Selon l'OCDE et de la FAO, l'épicentre de la production agricole mondiale va continuer à se déplacer vers les pays émergents (Inde, Brésil, Argentine…) dans les dix ans à venir. A l'horizon 2017, ils devraient même arriver en tête de la production et de la consommation mondiale de la plupart des produits de base. Bien que les pays de l'OCDE devraient voir diminuer leur part dans les exportations, ils resteraient en tête pour le blé, les céréales secondaires (maïs, orge…), le porc et les produits laitiers.
Selon les experts de ces organisations, les prix, après avoir atteint des sommets historiques, devraient certes se détendre du fait d'un accroissement de l'offre, mais dans les dix ans à venir ils resteraient en moyenne bien plus élevés que lors de la décennie passée.
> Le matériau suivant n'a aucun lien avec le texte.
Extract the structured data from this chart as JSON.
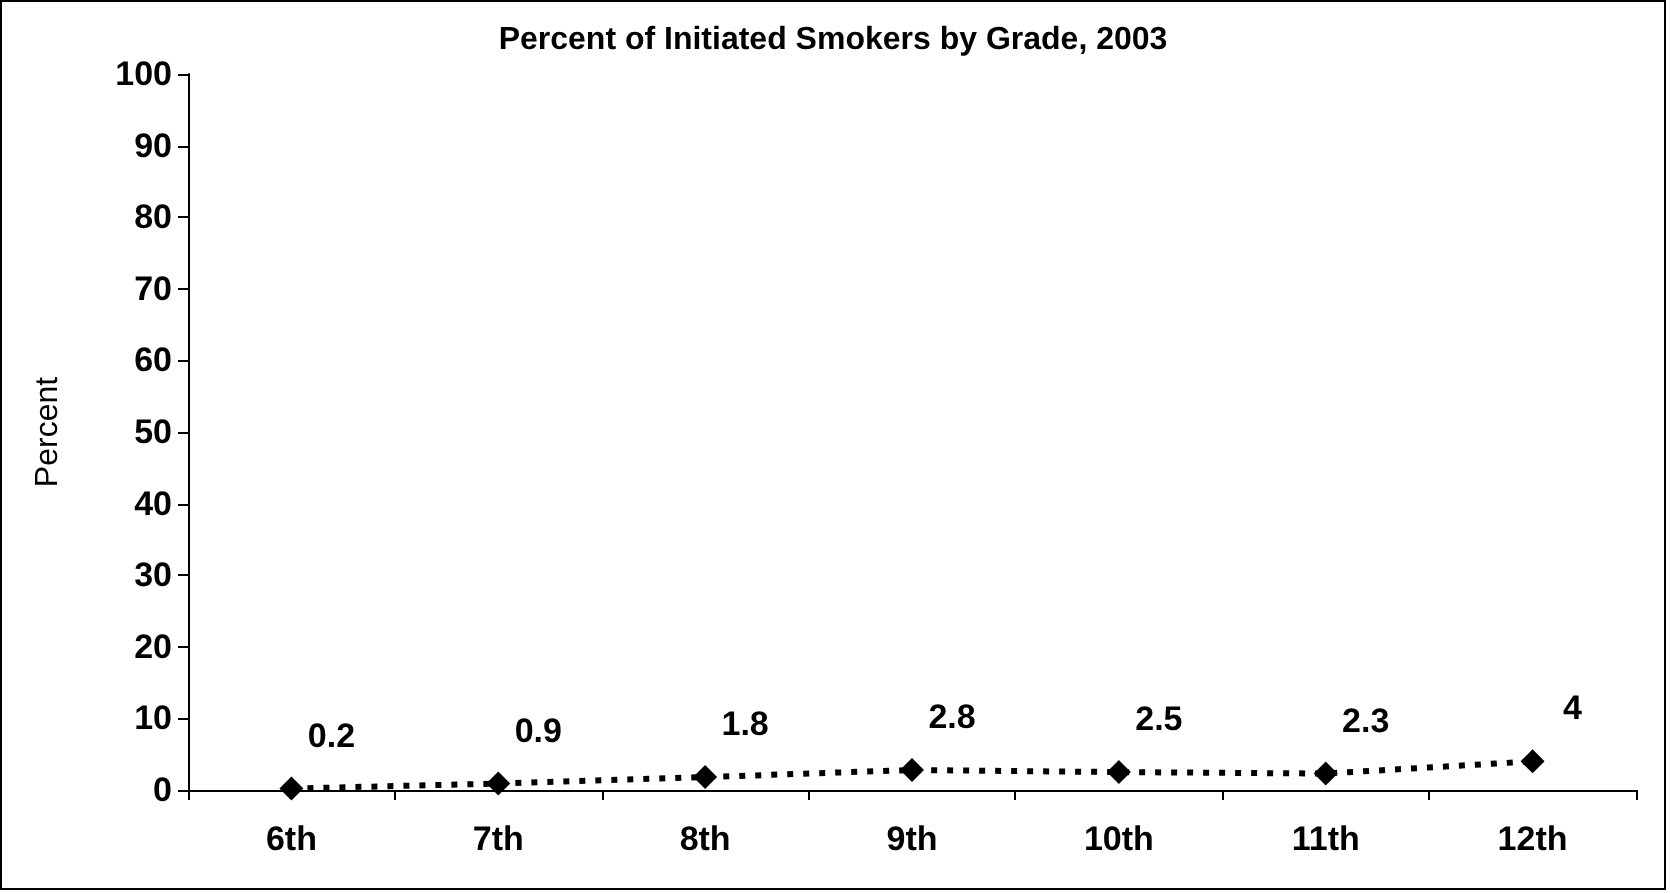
{
  "chart_data": {
    "type": "line",
    "title": "Percent of Initiated Smokers by Grade, 2003",
    "ylabel": "Percent",
    "categories": [
      "6th",
      "7th",
      "8th",
      "9th",
      "10th",
      "11th",
      "12th"
    ],
    "series": [
      {
        "color": "#000000",
        "values": [
          0.2,
          0.9,
          1.8,
          2.8,
          2.5,
          2.3,
          4
        ]
      }
    ],
    "ylim": [
      0,
      100
    ],
    "yticks": [
      0,
      10,
      20,
      30,
      40,
      50,
      60,
      70,
      80,
      90,
      100
    ],
    "data_labels": true,
    "grid": false,
    "marker": "diamond",
    "line_style": "dotted"
  }
}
Leurs projections de prix, en termes nominaux, indiquent une hausse d'environ 20% pour la viande bovine et porcine, de 30% pour le sucre, de 40% à 60% pour le blé, le maïs et le lait écrémé en poudre, de plus de 60% pour le beurre et les oléagineux, et de plus de 80% pour les huiles végétales.
Des causes de plus en plus structurelles
«Ces hausses posent beaucoup de questions. Pour décider de la bonne politique à mener, il faut savoir si les raisons de l'envolée sont temporaires ou permanentes», explique Loek Boonekamp, de la division agriculture de l'OCDE. Les flambées de cours sont fréquentes mais historiquement, elles étaient liées à des événements ponctuels, comme une baisse des rendements provoquée par une sécheresse; les prix retrouvaient assez rapidement leurs niveaux antérieurs. Mais ces derniers temps, la flambée des cours tient à des évolutions structurelles, et notamment au fait que l'offre ne couvre plus la demande. Entre 2005 et 2007, la production mondiale de céréales s'est accrue de 46 millions de tonnes (3%) tandis que la consommation a augmenté de 80 millions (5%). Les stocks, au plus bas, n'amortissent plus les déséquilibres.
Pour l'OCDE et la FAO, d'autres facteurs permanents poussent aussi les prix vers le haut : les cours élevés du pétrole qui font grimper les coûts de production, la croissance démographique, la modification des pratiques alimentaires vers une consommation accrue de viande dans les pays émergents et, enfin, la demande de grains pour les agrocarburants. «Il y a peut-être lieu d'envisager d'autres démarches sans effet indésirable sur les prix alimentaires», préconisent d'ailleurs les experts. Dans les dix ans à venir, les prix devraient être en outre plus instables pour plusieurs raisons : les niveaux de stocks ne devraient pas sensiblement remonter, les conditions météorologiques pourraient devenir plus variables du fait du changement climatique, et la présence accrue de fonds spéculatifs sur les marchés agricoles deviendrait préoccupante.
Les populations pauvres et urbaines seront perdantes
Autant de facteurs que les deux organisations jugent indispensables de prendre en compte pour faire évoluer l'agriculture mondiale. Dans ce contexte, il y aura à la fois des gagnants et des perdants. Les agriculteurs des pays développés en tireront profit, mais aussi ceux des pays en développement si on les aide à investir. En revanche, pour les populations pauvres et urbaines des pays fortement importateurs de denrées, la situation va s'aggraver. «Dans bien des pays à faible revenu, la nourriture représente en moyenne plus de 50% du budget (des ménages)», note le document, qui pointe les effets négatifs des restrictions à l'exportation de céréales décidées par certains producteurs.
Reste la question de comment produire plus pour que l'offre comble la demande et que les stocks se reconstituent. Les auteurs du rapport estiment qu'à moyen terme, des évolutions technologiques restent possibles. Pas de quoi cependant éviter une situation tendue sur les marchés agricoles pendant encore au moins dix ans.